Paul Bettany’s Vision and Elizabeth Olsen’s Scarlett Witch carry their own burdens of power while their relationship begins to blossom. Anthony Mackie and Don Cheadle’s Falcon and War Machine have their say on how their more prominent teammates operate, and Scarlett Johansson as Black Widow gets significantly more to do and say than she has previously in a less extraneous way.
Then there are the newcomers and cameos, and even for a film already this large the film still puts the likes of Paul Rudd’s Ant-Man to good use as a form of comic relief. Chadwick Boseman’s introduction as T'Challa, the prince of the African nation of Wakanda, sees him fulfil an entire origin story in the background so lean and focused that it’s going to be interesting seeing his character evolve in his own movie further down the line. He’s a compelling and exciting new presence and addition to the universe.
But the one everyone will be waiting for is the introduction of Spider-Man into the MCU in the form of the young Tom Holland.
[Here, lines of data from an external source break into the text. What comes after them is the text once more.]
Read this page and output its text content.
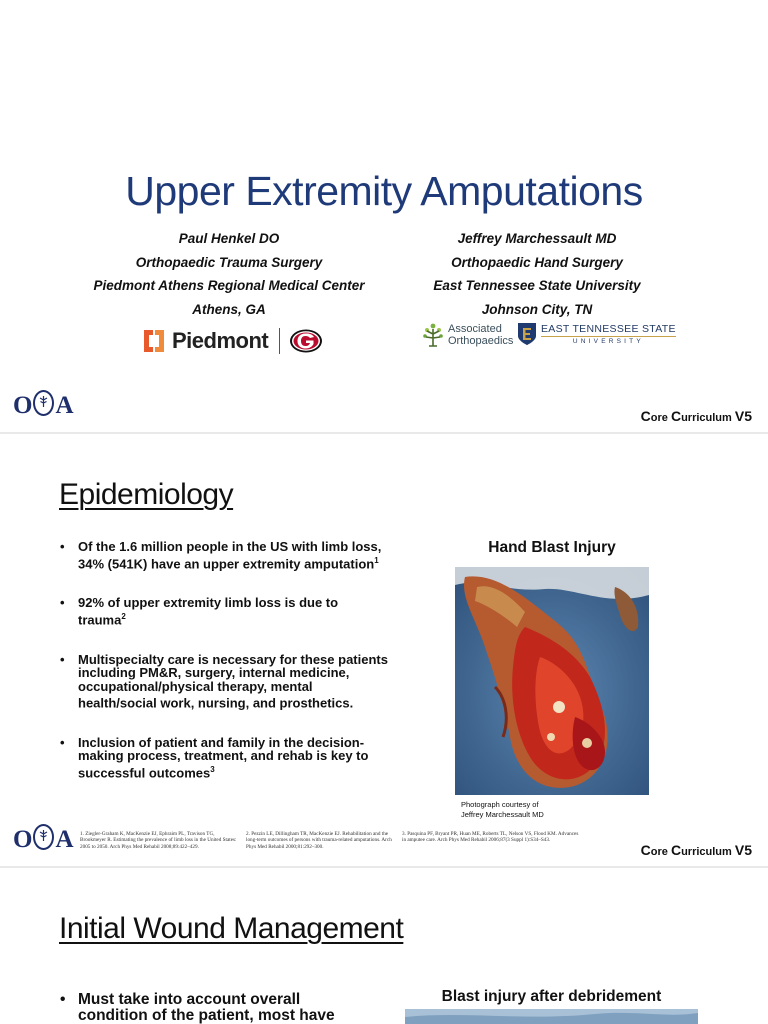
Upper Extremity Amputations
Paul Henkel DO
Orthopaedic Trauma Surgery
Piedmont Athens Regional Medical Center
Athens, GA
Jeffrey Marchessault MD
Orthopaedic Hand Surgery
East Tennessee State University
Johnson City, TN
Piedmont	Associated
Orthopaedics
EAST TENNESSEE STATE
UNIVERSITY
O A	Core Curriculum V5
Epidemiology
• Of the 1.6 million people in the US with limb loss, 34% (541K) have an upper extremity amputation$^1$
• 92% of upper extremity limb loss is due to trauma$^2$
• Multispecialty care is necessary for these patients including PM&R, surgery, internal medicine, occupational/physical therapy, mental health/social work, nursing, and prosthetics.
• Inclusion of patient and family in the decision-making process, treatment, and rehab is key to successful outcomes$^3$
Hand Blast Injury
Photograph courtesy of
Jeffrey Marchessault MD
O A 1. Ziegler-Graham K, MacKenzie EJ, Ephraim PL, Travison TG, Brookmeyer R. Estimating the prevalence of limb loss in the United States: 2005 to 2050. Arch Phys Med Rehabil 2008;89:422–429.
2. Pezzin LE, Dillingham TR, MacKenzie EJ. Rehabilitation and the long-term outcomes of persons with trauma-related amputations. Arch Phys Med Rehabil 2000;81:292–300.
3. Pasquina PF, Bryant PR, Huan ME, Roberts TL, Nelson VS, Flood KM. Advances in amputee care. Arch Phys Med Rehabil 2006;87(3 Suppl 1):S34–S43.
Core Curriculum V5
Initial Wound Management
• Must take into account overall condition of the patient, most have
Blast injury after debridement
While no actor or interpretation could ever quite match the perfection of Tobey Maguire, Holland is excellent at selling this new version of a faithfully recreated Peter Parker without the baggage of retelling the origin story over again. He’s a punchy blast of air into proceedings who doesn’t outstay his welcome, but every scene he’s in is an unparalleled joy even if he does feel like an afterwards inclusion to the screenplay.
The integration of all of these characters, storylines and elements into the film’s structure is akin to watching the gears of a clock slot perfectly together in satisfying cohesion. This is stimulating dramatic storytelling the likes of which the cinematic universe was created to see follow through in such fashion.
Returning directors Anthony and Joe Russo acquit themselves even better than before with action cinema, carrying two or three of the most spectacularly staged and physically intense sequences the superhero genre has ever produced. From car chases, foot chases and brutally choreographed fistfights and practical effects, they hit every mark beautifully thanks to the terrific work of the second unit. All of which culminates in the act two action sequence teased in the marketing in which the heroes collide on an airport runway, and while the tonal shift might come across as too sharp for some, it delivers what is undoubtedly one of the MCU’s most incredible sequences of imagination and construction that feels like the stuff of dreams.
Civil War shouldn’t work as well as it does considering the number of plates it has spinning at once, but this might be the MCU’s proudest moment; a towering testament to the power of its storytelling, its performers, its characters and the investment and faith that audiences have placed within them. It’s as dense and mature as it is dizzyingly enjoyable and fun – a richly layered, impeccably managed piece of genre cinema that stands as one of its greatest ever accomplishments.